Peritoneal dissemination of colorectal and appendiceal origin was previously considered the end-stage of malignant disease. Today, treatment with cytoreductive surgery (CRS) in combination with hyperthermic intraperitoneal chemotherapy (HIPEC) has prolonged survival and cured some patients with peritoneal metastases (PM). Unfortunately, a majority of patients still have fatal outcomes. In this thesis, colorectal and appendiceal PM were studied from a wide population-based perspective down to the detailed perspectives of histopathology and genetics, with the aim of further contributing to prolonged survival.

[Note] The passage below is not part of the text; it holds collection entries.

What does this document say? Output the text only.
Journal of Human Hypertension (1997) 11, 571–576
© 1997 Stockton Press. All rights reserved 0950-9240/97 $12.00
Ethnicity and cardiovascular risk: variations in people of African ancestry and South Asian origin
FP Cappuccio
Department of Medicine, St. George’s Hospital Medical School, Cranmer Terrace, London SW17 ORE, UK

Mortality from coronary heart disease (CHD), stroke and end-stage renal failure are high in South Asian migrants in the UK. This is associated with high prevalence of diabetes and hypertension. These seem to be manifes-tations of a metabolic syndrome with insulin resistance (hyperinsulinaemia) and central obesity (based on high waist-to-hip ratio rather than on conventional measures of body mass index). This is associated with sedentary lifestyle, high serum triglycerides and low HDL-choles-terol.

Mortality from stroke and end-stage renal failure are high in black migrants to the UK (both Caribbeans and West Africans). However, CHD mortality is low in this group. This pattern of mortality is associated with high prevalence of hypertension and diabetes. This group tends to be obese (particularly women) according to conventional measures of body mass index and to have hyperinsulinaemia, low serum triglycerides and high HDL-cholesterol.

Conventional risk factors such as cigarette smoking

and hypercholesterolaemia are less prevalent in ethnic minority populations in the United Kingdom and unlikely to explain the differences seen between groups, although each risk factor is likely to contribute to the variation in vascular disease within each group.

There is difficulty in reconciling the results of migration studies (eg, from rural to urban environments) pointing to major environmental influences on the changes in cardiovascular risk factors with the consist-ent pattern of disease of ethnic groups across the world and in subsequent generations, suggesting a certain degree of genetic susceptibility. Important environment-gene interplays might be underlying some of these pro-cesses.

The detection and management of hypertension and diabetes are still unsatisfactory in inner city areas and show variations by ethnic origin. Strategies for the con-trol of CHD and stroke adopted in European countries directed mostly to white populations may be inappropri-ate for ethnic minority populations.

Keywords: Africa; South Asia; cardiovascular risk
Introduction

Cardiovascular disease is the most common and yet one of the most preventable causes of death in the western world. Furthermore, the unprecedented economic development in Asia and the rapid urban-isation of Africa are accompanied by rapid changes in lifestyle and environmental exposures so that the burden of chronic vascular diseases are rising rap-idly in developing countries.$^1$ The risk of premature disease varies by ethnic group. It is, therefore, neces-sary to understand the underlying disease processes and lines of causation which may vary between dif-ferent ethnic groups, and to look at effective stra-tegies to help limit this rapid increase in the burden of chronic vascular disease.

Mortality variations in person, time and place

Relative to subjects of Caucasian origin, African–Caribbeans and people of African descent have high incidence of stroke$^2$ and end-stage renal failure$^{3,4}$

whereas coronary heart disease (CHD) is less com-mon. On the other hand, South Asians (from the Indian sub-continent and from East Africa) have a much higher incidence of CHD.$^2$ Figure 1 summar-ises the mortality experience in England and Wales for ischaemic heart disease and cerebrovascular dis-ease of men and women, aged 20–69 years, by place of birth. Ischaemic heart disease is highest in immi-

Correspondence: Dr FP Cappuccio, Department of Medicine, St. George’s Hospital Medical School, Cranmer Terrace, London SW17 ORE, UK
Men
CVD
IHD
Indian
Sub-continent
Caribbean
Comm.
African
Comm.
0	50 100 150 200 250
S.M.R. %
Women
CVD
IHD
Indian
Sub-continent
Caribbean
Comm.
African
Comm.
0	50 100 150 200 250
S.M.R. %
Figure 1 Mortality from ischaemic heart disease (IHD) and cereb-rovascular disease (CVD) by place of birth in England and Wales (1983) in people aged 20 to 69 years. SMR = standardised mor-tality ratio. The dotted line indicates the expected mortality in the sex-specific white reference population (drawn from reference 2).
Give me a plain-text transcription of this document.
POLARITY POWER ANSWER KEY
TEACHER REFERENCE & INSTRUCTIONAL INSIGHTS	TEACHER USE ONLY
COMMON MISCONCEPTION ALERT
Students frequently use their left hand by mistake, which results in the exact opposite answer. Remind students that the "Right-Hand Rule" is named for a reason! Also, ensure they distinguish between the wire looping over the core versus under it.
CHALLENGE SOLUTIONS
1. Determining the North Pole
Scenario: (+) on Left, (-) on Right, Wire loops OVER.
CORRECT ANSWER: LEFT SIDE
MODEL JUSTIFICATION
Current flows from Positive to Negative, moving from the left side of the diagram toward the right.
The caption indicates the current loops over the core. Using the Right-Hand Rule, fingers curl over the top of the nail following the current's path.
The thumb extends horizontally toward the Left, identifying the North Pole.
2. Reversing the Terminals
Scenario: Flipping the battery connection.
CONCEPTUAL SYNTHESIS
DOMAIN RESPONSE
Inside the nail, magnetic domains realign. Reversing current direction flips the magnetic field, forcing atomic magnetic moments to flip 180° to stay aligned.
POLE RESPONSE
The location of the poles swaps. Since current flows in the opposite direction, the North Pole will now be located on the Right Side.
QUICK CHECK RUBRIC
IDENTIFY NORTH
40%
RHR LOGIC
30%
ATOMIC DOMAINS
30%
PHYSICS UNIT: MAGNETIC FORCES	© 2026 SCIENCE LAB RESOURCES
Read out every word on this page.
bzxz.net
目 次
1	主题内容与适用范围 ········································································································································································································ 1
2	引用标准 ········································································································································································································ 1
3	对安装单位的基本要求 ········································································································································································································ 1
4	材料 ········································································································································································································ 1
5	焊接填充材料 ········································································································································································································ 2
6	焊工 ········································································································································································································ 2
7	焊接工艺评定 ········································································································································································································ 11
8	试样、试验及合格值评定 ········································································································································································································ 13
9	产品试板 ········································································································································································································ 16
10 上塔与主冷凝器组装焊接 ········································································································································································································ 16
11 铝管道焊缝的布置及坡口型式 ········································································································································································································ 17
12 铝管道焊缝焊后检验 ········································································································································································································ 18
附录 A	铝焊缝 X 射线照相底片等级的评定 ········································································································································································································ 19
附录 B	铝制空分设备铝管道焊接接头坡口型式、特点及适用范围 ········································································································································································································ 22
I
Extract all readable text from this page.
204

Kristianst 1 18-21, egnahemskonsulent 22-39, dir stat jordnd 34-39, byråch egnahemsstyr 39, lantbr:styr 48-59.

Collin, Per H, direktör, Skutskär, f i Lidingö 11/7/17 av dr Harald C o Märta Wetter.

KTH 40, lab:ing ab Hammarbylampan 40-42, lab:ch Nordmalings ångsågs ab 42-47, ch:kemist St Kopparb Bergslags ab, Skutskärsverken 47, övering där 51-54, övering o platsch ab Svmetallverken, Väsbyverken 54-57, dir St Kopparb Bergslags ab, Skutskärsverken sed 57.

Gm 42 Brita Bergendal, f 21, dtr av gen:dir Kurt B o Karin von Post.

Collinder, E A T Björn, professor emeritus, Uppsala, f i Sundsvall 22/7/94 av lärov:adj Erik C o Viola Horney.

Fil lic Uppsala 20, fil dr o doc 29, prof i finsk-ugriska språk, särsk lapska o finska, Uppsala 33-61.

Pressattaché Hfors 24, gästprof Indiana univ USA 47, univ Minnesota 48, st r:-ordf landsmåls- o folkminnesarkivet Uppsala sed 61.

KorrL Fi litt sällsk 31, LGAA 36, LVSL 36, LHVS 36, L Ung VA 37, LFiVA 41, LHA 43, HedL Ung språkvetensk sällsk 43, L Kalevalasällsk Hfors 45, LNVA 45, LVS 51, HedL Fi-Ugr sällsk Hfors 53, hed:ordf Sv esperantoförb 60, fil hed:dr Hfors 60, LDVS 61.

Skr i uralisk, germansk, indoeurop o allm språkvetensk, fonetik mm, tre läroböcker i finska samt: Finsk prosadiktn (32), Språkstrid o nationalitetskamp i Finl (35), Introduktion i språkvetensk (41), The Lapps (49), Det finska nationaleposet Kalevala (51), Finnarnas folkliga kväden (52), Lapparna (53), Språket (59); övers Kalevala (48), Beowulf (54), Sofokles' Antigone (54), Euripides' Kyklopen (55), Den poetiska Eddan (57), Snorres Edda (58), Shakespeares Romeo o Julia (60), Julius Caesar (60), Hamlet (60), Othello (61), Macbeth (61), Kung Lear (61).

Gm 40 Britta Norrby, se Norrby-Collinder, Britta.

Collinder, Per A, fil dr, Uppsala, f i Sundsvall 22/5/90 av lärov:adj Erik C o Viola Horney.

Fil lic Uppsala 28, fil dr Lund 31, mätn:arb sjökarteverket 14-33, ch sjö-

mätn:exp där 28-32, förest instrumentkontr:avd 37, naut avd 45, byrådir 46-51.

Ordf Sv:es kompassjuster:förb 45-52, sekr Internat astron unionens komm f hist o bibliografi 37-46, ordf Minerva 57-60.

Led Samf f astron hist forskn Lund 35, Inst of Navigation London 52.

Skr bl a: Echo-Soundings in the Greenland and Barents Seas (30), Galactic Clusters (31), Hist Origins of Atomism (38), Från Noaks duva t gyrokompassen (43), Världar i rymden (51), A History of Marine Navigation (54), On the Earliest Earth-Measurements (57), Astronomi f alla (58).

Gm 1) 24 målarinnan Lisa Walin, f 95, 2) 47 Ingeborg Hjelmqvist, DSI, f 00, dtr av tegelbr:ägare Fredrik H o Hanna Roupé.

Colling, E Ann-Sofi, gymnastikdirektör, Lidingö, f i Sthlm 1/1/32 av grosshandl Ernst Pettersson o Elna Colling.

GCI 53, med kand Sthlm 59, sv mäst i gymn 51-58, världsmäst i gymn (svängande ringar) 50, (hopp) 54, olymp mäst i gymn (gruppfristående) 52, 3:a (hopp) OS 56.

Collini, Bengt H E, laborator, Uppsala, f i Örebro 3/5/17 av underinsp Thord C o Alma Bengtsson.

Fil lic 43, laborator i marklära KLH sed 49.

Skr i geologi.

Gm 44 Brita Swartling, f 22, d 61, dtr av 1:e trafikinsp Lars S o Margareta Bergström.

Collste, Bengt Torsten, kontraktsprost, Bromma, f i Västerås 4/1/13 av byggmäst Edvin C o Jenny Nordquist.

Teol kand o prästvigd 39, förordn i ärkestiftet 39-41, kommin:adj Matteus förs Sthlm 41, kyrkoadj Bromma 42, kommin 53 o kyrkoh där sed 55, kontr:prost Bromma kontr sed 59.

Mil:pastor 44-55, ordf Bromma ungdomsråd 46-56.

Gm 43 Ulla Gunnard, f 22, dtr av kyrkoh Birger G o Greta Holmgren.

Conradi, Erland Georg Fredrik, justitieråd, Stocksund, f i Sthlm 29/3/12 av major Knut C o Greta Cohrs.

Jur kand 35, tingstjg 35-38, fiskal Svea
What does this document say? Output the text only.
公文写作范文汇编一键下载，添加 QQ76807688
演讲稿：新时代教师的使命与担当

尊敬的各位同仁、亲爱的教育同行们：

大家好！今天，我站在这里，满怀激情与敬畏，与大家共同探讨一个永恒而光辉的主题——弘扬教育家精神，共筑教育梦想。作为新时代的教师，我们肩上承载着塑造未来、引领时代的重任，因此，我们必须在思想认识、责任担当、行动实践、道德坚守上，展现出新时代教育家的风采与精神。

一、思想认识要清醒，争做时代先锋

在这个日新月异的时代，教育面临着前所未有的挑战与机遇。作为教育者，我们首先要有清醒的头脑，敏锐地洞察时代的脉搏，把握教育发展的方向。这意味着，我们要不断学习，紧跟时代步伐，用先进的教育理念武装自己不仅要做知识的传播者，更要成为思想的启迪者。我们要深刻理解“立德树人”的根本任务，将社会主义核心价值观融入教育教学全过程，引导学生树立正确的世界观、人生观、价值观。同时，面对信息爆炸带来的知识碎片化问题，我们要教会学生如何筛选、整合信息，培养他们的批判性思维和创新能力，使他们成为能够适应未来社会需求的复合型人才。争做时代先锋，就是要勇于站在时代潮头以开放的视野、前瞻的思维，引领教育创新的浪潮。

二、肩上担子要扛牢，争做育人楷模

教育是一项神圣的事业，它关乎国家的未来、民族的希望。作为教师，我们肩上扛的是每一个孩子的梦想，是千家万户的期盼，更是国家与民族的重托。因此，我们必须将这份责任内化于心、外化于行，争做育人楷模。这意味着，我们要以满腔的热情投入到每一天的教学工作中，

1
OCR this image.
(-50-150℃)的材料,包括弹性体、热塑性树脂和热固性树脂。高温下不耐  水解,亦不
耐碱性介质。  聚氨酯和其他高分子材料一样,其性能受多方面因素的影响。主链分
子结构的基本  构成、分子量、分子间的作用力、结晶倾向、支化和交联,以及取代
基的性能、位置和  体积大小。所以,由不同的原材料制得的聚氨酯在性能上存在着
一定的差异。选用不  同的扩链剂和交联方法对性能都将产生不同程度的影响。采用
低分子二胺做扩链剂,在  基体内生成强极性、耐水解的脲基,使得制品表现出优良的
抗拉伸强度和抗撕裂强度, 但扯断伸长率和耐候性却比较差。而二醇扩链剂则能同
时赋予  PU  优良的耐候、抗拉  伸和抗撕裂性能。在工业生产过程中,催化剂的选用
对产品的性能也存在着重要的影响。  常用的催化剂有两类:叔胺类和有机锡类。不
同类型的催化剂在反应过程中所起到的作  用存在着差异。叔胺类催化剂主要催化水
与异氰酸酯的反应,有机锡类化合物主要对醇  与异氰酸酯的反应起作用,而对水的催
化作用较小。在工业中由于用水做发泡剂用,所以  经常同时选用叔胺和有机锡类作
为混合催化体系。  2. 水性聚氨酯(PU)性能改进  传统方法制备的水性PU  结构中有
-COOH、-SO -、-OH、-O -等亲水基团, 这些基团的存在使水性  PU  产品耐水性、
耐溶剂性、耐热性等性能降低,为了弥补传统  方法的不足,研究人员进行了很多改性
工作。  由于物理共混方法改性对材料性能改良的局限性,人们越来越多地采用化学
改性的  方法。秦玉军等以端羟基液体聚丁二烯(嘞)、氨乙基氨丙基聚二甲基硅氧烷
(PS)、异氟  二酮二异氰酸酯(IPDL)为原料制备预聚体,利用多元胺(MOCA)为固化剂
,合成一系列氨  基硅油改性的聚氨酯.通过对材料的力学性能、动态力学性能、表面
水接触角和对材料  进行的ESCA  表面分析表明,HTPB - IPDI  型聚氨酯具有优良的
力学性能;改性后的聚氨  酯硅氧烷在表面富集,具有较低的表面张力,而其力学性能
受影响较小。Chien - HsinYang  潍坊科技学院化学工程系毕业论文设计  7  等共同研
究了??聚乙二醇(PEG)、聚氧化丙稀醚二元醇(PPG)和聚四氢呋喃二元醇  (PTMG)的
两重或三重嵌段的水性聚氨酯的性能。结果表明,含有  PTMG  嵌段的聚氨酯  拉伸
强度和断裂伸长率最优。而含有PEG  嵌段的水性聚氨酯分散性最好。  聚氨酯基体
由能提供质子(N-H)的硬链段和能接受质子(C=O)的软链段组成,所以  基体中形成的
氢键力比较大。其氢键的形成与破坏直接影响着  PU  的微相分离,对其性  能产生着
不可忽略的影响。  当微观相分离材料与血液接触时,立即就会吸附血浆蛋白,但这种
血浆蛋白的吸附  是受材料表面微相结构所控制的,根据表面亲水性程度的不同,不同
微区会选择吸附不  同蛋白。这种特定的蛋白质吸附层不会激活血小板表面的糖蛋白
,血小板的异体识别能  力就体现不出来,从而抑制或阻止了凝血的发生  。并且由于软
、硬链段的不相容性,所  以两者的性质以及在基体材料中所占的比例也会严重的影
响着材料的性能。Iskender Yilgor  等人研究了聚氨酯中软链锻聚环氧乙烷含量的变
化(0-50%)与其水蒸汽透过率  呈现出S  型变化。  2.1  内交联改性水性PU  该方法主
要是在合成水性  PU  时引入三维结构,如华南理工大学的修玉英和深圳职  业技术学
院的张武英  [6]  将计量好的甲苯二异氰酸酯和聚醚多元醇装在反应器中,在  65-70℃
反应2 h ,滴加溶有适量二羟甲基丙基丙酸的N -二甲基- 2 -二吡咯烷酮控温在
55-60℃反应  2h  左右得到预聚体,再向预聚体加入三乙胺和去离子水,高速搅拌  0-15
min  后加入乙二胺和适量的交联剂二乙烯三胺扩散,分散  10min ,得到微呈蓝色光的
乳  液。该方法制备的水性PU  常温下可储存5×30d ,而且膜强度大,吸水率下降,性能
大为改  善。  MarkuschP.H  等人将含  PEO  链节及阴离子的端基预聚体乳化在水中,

In Paper I, the heterogeneous histopathology of PM was investigated and a substantial proportion of patients undergoing CRS and HIPEC were found to have surgical specimens lacking neoplastic epithelium. These patients had a favourable prognosis and the results illustrate the importance of thorough analysing and reporting of histopathology for understanding differences in survival outcomes and for improving patient selection. In Paper II, the role of inflammation in colorectal and appendiceal carcinogenesis was investigated at a population-based level. Patients with non-surgical treatment of appendicitis had an increased incidence of cancer (especially of appendiceal and right-sided colon cancer) compared to the general population. This should be taken into consideration in the discussion of optimal management of patients with appendicitis. In Paper III, risk factors for PM were studied with the aim of aiding in the detection of PM at earlier stages. Appendiceal and right-sided colon cancer, advanced tumour and node stages, mucinous histopathology and vascular invasion were identified as high risk features for developing PM, and should increase awareness of potential PM. In Paper IV, genome-wide chromosomal copy number alterations of PM were explored and associated with prognosis after CRS and HIPEC. Colorectal PM exhibited a wide range of alterations of which copy number gain on parts of chromosome 1p and 15q were significantly associated with poor prognosis and have the potential to be used as prognostic molecular markers in the future.
In conclusion, this thesis provides new insights into the field of colorectal and appendiceal cancer and PM to be used for improved patient selection, early detection and prevention, ultimately contributing to improved survival.